Zaki S R, Greer P W, Coffield L M, Goldsmith C S, Nolte K B, Foucar K, Feddersen R M, Zumwalt R E, Miller G L, Khan A S
Division of Viral and Rickettsial Diseases, Centers for Disease Control and Prevention, Atlanta, Georgia 30333.
Am J Pathol. 1995 Mar;146(3):552-79.
A recent outbreak of a severe pulmonary disease in the southwestern United States was etiologically linked to a previously unrecognized hantavirus. The virus has been isolated from its major reservoir, the deer mouse, Peromyscus maniculatus, and recently named Sin Nombre virus. Clinically, the disease has become known as the hantavirus pulmonary syndrome (HPS). Since May 1993, 44 fatal cases of HPS have been identified through clinicopathological review and immunohistochemical (IHC) testing of tissues from 273 patients who died of an unexplained noncardiogenic pulmonary edema. In 158 cases for which suitable specimens were available, serological testing and/or reverse transcription-polymerase chain reaction (RT-PCR) amplification of extracted RNA was also performed. IHC, serological, and PCR results were concordant for virtually all HPS and non-HPS patients when more than one assay was performed. The prodromal illness of HPS is similar to that of many other viral diseases. Consistent hematological features include thrombocytopenia, hemoconcentration, neutrophilic leukocytosis with a left shift, and reactive lymphocytes. Pulmonary histopathological features were similar in most of the fatal HPS cases (40/44) and consisted of an interstitial pneumonitis with a variable mononuclear cell infiltrate, edema, and focal hyaline membranes. In four cases, however, pulmonary features were significantly different and included diffuse alveolar damage and variable degrees of severe air space disorganization. IHC analysis showed widespread presence of hantaviral antigens in endothelial cells of the microvasculature, particularly in the lung. Hantaviral antigens were also observed within follicular dendritic cells, macrophages, and lymphocytes. Hantaviral inclusions were observed in endothelial cells of lungs by thinsection electron microscopy, and their identity was verified by immunogold labeling. Virus-like particles were seen in pulmonary endothelial cells and macrophages. HPS is a newly recognized, often fatal disease, with a spectrum of microscopic morphological changes, which may be an important cause of severe and fatal illness presenting as adult respiratory distress syndrome.

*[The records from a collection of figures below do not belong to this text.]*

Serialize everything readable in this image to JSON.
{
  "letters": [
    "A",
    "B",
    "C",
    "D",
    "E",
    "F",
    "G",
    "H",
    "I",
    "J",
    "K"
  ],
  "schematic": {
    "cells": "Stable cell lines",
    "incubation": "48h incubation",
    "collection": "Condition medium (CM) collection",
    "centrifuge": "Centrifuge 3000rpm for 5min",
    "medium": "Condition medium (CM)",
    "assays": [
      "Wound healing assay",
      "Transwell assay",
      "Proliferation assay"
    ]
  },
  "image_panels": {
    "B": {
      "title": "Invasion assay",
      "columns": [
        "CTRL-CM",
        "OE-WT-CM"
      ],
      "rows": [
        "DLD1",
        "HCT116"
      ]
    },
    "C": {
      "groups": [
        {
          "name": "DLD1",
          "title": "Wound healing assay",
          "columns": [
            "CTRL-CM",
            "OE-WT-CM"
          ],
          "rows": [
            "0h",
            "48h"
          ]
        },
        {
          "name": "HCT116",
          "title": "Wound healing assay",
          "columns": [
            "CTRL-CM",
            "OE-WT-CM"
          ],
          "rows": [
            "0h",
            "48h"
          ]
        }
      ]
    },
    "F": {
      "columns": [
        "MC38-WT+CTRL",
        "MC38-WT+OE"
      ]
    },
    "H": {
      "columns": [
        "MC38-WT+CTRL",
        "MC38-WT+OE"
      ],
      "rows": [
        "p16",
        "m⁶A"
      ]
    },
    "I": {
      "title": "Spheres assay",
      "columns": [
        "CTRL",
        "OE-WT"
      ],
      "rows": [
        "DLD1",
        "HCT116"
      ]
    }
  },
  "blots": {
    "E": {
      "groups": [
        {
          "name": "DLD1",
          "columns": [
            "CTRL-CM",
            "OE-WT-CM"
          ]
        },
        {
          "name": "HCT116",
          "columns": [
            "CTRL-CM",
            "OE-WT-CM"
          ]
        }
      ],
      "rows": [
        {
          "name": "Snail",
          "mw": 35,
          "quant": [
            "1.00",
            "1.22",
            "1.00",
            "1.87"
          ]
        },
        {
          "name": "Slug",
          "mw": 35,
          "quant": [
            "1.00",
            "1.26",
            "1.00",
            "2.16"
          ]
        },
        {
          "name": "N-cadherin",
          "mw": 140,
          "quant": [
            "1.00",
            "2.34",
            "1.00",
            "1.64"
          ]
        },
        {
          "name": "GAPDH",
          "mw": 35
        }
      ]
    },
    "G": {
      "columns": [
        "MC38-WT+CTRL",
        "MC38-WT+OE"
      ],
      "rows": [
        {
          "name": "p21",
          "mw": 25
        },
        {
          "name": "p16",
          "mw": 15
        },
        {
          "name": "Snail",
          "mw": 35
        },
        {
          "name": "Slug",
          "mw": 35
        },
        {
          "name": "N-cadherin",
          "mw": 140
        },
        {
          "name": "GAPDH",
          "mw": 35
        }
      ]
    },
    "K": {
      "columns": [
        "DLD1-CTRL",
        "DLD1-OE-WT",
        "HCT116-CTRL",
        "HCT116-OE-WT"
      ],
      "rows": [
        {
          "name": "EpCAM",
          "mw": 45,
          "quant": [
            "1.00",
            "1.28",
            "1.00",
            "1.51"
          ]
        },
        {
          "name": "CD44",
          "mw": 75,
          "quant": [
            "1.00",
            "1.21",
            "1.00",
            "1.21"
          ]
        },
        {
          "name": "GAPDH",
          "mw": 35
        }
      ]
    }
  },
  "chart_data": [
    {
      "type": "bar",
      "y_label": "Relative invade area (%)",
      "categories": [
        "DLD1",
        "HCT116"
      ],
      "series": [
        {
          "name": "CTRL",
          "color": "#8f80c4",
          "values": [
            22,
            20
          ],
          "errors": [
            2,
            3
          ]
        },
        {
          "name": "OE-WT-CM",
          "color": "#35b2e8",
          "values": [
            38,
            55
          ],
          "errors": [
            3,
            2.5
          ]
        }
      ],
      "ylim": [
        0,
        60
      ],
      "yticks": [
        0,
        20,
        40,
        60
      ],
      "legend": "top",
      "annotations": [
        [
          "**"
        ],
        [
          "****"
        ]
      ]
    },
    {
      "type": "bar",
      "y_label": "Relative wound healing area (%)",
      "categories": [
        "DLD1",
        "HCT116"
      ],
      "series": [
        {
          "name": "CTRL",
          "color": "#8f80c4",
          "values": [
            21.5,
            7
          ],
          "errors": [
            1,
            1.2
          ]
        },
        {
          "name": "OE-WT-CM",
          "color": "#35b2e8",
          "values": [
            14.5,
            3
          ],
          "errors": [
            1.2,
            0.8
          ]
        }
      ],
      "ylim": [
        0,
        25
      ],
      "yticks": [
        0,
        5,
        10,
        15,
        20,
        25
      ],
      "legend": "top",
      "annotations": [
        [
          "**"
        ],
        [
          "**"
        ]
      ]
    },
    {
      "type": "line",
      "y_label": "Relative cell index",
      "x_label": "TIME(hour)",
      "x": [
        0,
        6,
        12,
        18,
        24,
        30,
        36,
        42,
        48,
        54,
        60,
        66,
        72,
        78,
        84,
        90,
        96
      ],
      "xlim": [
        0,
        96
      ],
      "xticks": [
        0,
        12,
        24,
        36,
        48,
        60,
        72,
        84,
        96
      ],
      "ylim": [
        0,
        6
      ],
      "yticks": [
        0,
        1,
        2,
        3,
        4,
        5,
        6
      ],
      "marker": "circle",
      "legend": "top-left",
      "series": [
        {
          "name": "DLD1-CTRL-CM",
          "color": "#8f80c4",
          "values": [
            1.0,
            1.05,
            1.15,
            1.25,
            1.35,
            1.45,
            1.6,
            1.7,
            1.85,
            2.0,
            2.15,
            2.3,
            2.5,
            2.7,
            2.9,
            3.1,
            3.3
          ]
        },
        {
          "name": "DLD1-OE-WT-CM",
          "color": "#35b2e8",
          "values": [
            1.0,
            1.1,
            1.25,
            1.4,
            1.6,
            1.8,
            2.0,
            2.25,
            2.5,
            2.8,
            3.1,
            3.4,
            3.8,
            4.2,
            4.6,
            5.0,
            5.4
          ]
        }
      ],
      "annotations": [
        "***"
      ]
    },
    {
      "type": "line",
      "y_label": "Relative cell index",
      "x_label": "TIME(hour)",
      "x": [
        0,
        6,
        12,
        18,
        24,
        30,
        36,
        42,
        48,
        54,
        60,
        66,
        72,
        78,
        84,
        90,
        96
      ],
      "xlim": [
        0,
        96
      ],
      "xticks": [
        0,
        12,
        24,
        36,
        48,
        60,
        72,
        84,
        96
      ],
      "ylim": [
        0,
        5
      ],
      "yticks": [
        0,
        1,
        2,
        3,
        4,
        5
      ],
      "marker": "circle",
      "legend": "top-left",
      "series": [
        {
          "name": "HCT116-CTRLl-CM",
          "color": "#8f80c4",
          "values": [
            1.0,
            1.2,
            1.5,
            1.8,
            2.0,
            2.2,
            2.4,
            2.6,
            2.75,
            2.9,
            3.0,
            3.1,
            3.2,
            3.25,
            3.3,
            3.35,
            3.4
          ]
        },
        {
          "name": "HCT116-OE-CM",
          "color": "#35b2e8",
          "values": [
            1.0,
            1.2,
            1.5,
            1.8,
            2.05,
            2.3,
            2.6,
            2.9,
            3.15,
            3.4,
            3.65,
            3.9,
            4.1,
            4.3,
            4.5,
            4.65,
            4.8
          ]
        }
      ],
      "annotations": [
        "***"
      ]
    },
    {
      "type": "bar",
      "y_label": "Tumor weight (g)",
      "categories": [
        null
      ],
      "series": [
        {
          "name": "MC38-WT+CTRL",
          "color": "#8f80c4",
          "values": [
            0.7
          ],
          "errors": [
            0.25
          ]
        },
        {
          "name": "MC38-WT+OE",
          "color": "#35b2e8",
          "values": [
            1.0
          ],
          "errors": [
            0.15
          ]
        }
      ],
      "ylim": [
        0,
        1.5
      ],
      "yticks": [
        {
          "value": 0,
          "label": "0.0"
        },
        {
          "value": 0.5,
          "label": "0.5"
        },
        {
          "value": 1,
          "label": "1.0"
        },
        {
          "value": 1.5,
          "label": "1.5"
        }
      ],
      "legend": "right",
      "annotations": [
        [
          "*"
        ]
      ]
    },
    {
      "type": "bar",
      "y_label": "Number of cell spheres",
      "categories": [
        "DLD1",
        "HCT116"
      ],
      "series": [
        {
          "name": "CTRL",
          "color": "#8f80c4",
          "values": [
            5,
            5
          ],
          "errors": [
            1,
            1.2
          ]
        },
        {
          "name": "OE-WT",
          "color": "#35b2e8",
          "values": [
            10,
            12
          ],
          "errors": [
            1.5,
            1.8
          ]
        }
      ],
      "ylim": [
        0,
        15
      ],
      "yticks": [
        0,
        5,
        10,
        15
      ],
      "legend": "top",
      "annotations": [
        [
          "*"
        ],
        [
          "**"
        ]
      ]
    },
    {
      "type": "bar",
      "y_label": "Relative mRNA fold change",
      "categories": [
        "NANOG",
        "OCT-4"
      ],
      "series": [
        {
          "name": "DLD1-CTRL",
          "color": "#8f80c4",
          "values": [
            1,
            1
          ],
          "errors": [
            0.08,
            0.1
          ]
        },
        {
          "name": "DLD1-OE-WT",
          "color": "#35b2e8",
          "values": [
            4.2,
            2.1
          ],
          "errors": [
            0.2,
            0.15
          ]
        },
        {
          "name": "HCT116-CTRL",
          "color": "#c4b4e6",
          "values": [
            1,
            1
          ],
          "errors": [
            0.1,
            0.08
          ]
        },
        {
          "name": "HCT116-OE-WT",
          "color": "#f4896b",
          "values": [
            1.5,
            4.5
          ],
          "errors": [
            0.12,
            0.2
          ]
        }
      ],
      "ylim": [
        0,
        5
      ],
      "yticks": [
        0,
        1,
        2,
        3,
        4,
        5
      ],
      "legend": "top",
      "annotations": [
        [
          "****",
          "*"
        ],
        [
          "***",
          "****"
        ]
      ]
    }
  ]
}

美国西南部最近爆发的一种严重肺部疾病在病因上与一种此前未被识别的汉坦病毒有关。该病毒已从其主要宿主鹿鼠(白足鼠)中分离出来,并于近期被命名为辛诺柏病毒。临床上,这种疾病已被称为汉坦病毒肺综合征(HPS)。自1993年5月以来,通过对273例死于不明原因非心源性肺水肿患者的组织进行临床病理检查和免疫组织化学(IHC)检测,已确诊44例HPS死亡病例。对于158例有合适标本的病例,还进行了血清学检测和/或对提取RNA的逆转录聚合酶链反应(RT-PCR)扩增。当进行不止一种检测时,几乎所有HPS患者和非HPS患者的IHC、血清学和PCR结果都是一致的。HPS的前驱疾病与许多其他病毒疾病相似。一致的血液学特征包括血小板减少、血液浓缩、中性粒细胞增多伴核左移以及反应性淋巴细胞。大多数致命HPS病例(40/44)的肺部组织病理学特征相似,表现为间质性肺炎,伴有不同程度的单核细胞浸润、水肿和局灶性透明膜形成。然而,有4例患者的肺部特征明显不同,包括弥漫性肺泡损伤和不同程度的严重气腔结构紊乱。IHC分析显示,汉坦病毒抗原广泛存在于微血管的内皮细胞中,尤其是在肺部。在滤泡树突状细胞、巨噬细胞和淋巴细胞内也观察到汉坦病毒抗原。通过超薄切片电子显微镜在肺内皮细胞中观察到汉坦病毒包涵体,并通过免疫金标记验证了其身份。在肺内皮细胞和巨噬细胞中可见病毒样颗粒。HPS是一种新发现的、通常致命的疾病,具有一系列微观形态学变化,可能是导致表现为成人呼吸窘迫综合征的严重致命疾病的重要原因。